— Wiz Acquisition and Shawn's Recovery
Quick recap. The team discussed the potential acquisition of Wiz by Google, with Shawn expressing optimism about the impact on employees and Neil sharing his concerns about past acquisitions. They also discussed the increasing risks of supply chain attacks, particularly in open-source projects and GitHub Actions, and the challenges of maintaining security in open-source projects. The conversation also touched on the future of open source software, its commercialization challenges, and the risks associated with using open source in commercial products.
Show 6 discussion topics
Wiz Acquisition and Shawn's Recovery
In the meeting, Shawn shared updates about his recent surgery and recovery, as well as the acquisition of Wiz by another company. Matt Alvarez expressed surprise at the news, while D shared his initial concerns about the potential impact on Wiz employees. Neil, who was not aware of the acquisition, was informed by Shawn. The conversation ended with Shawn's intention to stay out of the acquisition discussion.
Acquisitions and Employee Impact Discussed
In the meeting, Shawn discussed his personal experiences with acquisitions and their impact on employees. He expressed optimism about the potential acquisition of Wiz, despite the usual concerns. Neil shared his concerns about acquisitions, citing past experiences where employees were negatively affected. He emphasized the importance of considering the impact on employees during acquisitions. Jay raised a question about the motivation behind the acquisition, expressing confusion about the company's existing portfolio.

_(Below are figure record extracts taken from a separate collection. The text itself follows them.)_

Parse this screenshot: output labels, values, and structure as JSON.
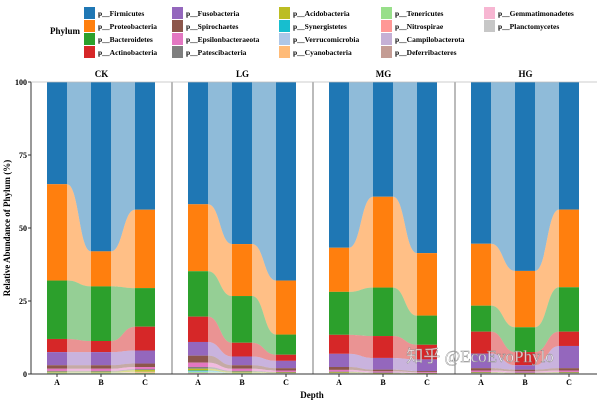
{
  "chart_data": {
    "type": "bar",
    "subtype": "stacked-alluvial",
    "ylabel": "Relative Abundance of Phylum (%)",
    "xlabel": "Depth",
    "ylim": [
      0,
      100
    ],
    "yticks": [
      0,
      25,
      50,
      75,
      100
    ],
    "legend_title": "Phylum",
    "legend_position": "top",
    "groups": [
      "CK",
      "LG",
      "MG",
      "HG"
    ],
    "categories": [
      "A",
      "B",
      "C"
    ],
    "series": [
      {
        "name": "p__Firmicutes",
        "color": "#1f77b4",
        "values": [
          [
            35,
            58,
            44
          ],
          [
            42,
            55.5,
            68
          ],
          [
            56.7,
            39.3,
            58.6
          ],
          [
            55.4,
            64.7,
            43.7
          ]
        ]
      },
      {
        "name": "p__Proteobacteria",
        "color": "#ff7f0e",
        "values": [
          [
            33,
            12,
            27
          ],
          [
            23,
            17.8,
            18.5
          ],
          [
            15.1,
            31.1,
            21.4
          ],
          [
            21.2,
            19.3,
            26.6
          ]
        ]
      },
      {
        "name": "p__Bacteroidetes",
        "color": "#2ca02c",
        "values": [
          [
            20,
            18.7,
            13.3
          ],
          [
            15.6,
            16,
            6.9
          ],
          [
            14.7,
            16.6,
            10
          ],
          [
            8.9,
            8.5,
            15.2
          ]
        ]
      },
      {
        "name": "p__Actinobacteria",
        "color": "#d62728",
        "values": [
          [
            4.5,
            3.8,
            8.2
          ],
          [
            8.7,
            4.7,
            2.1
          ],
          [
            6.5,
            7.5,
            5
          ],
          [
            7.5,
            4.5,
            4.9
          ]
        ]
      },
      {
        "name": "p__Fusobacteria",
        "color": "#9467bd",
        "values": [
          [
            4.5,
            4.5,
            4.5
          ],
          [
            4.7,
            3,
            2.5
          ],
          [
            4.5,
            4,
            4
          ],
          [
            5,
            1.5,
            7.6
          ]
        ]
      },
      {
        "name": "p__Spirochaetes",
        "color": "#8c564b",
        "values": [
          [
            1.2,
            1.2,
            1.2
          ],
          [
            2.4,
            1.2,
            0.8
          ],
          [
            1,
            0.6,
            0.4
          ],
          [
            0.8,
            0.6,
            0.8
          ]
        ]
      },
      {
        "name": "p__Epsilonbacteraeota",
        "color": "#e377c2",
        "values": [
          [
            0.75,
            0.75,
            0.75
          ],
          [
            1.5,
            0.75,
            0.5
          ],
          [
            0.6,
            0.4,
            0.25
          ],
          [
            0.5,
            0.4,
            0.5
          ]
        ]
      },
      {
        "name": "p__Patescibacteria",
        "color": "#7f7f7f",
        "values": [
          [
            0.3,
            0.3,
            0.3
          ],
          [
            0.6,
            0.3,
            0.2
          ],
          [
            0.25,
            0.15,
            0.1
          ],
          [
            0.2,
            0.15,
            0.2
          ]
        ]
      },
      {
        "name": "p__Acidobacteria",
        "color": "#bcbd22",
        "values": [
          [
            0.3,
            0.3,
            0.6
          ],
          [
            0.6,
            0.3,
            0.2
          ],
          [
            0.25,
            0.15,
            0.1
          ],
          [
            0.2,
            0.15,
            0.2
          ]
        ]
      },
      {
        "name": "p__Synergistetes",
        "color": "#17becf",
        "values": [
          [
            0,
            0,
            0
          ],
          [
            0.3,
            0,
            0
          ],
          [
            0,
            0,
            0
          ],
          [
            0,
            0,
            0
          ]
        ]
      },
      {
        "name": "p__Verrucomicrobia",
        "color": "#aec7e8",
        "values": [
          [
            0.15,
            0.15,
            0.15
          ],
          [
            0.3,
            0.15,
            0.1
          ],
          [
            0.1,
            0.05,
            0.05
          ],
          [
            0.1,
            0.05,
            0.1
          ]
        ]
      },
      {
        "name": "p__Cyanobacteria",
        "color": "#ffbb78",
        "values": [
          [
            0,
            0,
            0.3
          ],
          [
            0,
            0,
            0
          ],
          [
            0,
            0,
            0
          ],
          [
            0,
            0,
            0
          ]
        ]
      },
      {
        "name": "p__Tenericutes",
        "color": "#98df8a",
        "values": [
          [
            0.15,
            0.15,
            0.15
          ],
          [
            0.3,
            0.15,
            0.1
          ],
          [
            0.1,
            0.1,
            0.05
          ],
          [
            0.1,
            0.1,
            0.1
          ]
        ]
      },
      {
        "name": "p__Nitrospirae",
        "color": "#ff9896",
        "values": [
          [
            0,
            0,
            0
          ],
          [
            0,
            0,
            0
          ],
          [
            0,
            0,
            0
          ],
          [
            0,
            0,
            0
          ]
        ]
      },
      {
        "name": "p__Campilobacterota",
        "color": "#c5b0d5",
        "values": [
          [
            0,
            0,
            0
          ],
          [
            0,
            0,
            0
          ],
          [
            0,
            0,
            0
          ],
          [
            0,
            0,
            0
          ]
        ]
      },
      {
        "name": "p__Deferribacteres",
        "color": "#c49c94",
        "values": [
          [
            0,
            0,
            0
          ],
          [
            0,
            0,
            0
          ],
          [
            0,
            0,
            0
          ],
          [
            0,
            0,
            0
          ]
        ]
      },
      {
        "name": "p__Gemmatimonadetes",
        "color": "#f7b6d2",
        "values": [
          [
            0.15,
            0.15,
            0.15
          ],
          [
            0.3,
            0.15,
            0.1
          ],
          [
            0.1,
            0.05,
            0.05
          ],
          [
            0.1,
            0.05,
            0.1
          ]
        ]
      },
      {
        "name": "p__Planctomycetes",
        "color": "#c7c7c7",
        "values": [
          [
            0,
            0,
            0
          ],
          [
            0,
            0,
            0
          ],
          [
            0,
            0,
            0
          ],
          [
            0,
            0,
            0
          ]
        ]
      }
    ]
  },
  "watermark": "知乎 @EcoEvoPhylo"
}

Google Acquires Wiz for Security Competition
In the meeting, Shawn speculated that Google bought Wiz to compete with Microsoft's Security Office offering, which is getting good with Defender and Defender for Cloud. He also mentioned that Google wants to be known as security for everybody, not just GCP. Matt Currie suggested that the acquisition could lead to targeted advertising and sales attempts to move people from other cloud providers to Google. Neil agreed with Shawn's theory and added that Google's feeling pressure to compete with Microsoft is fair. He also mentioned that Google has failed to capitalize well on their previous acquisitions. Paul asked if Wiz would retain its name after the acquisition, but Matt Alvarez clarified that they wouldn't be allowed to comment on anything outside of an official channel or press release. Juninho speculated that Google would keep the Wiz name due to its brand recognition and would likely do the same with Mandiant.
Wiz Acquisition and Employee Impact
In the meeting, Matt Currie congratulated the Wiz team on the potential acquisition by Google, acknowledging their hard work. James, a former Wiz employee, shared his perspective on the acquisition, noting that some of the reported figures were inaccurate. Shawn also commented on the acquisition, emphasizing that the deal was not yet finalized and that the media often reported speculative numbers. The team discussed the potential impact of the acquisition on employees, with Matt Alvarez noting that it would depend on the candidates' preferences. The conversation ended with a brief mention of a GitHub action incident, but no further details were provided.
Supply Chain Attack Risks in Open-Source
The discussion focuses on the increasing risks of supply chain attacks, particularly in open-source projects and GitHub Actions. Matt Alvarez points out that the barrier to entry for impactful supply chain attacks is lowering, with even small projects becoming potential targets. Neil adds that despite awareness since the SolarWinds incident, practical solutions like SBOMs have been implemented without clear understanding of their utility. The conversation also touches on the challenges of maintaining security in open-source projects, including the need for pinning actions, the potential for GitHub to enforce security measures, and the legal implications of such enforcement. Mischa highlights the risk of maintainers abandoning projects due to annoying contributors, while Neil discusses the challenges of relying on abandoned or poorly maintained open-source libraries.
Open Source Software Commercialization Challenges
The discussion covers the future of open source software, its commercialization challenges, and the risks associated with using open source in commercial products. Matt Alvarez notes that organizations are becoming more reliant on open source tools. Jay suggests that increased scrutiny of software supply chains might lead to better evaluation of open source or a retreat from it. Matthew and Matt Currie highlight licensing risks and potential legal issues for companies using open source. The conversation then shifts to open data in government, with Paul mentioning environmental monitoring projects. Nathaneal asks about balancing dependency updates, and Neil emphasizes the importance of automated testing in managing updates safely.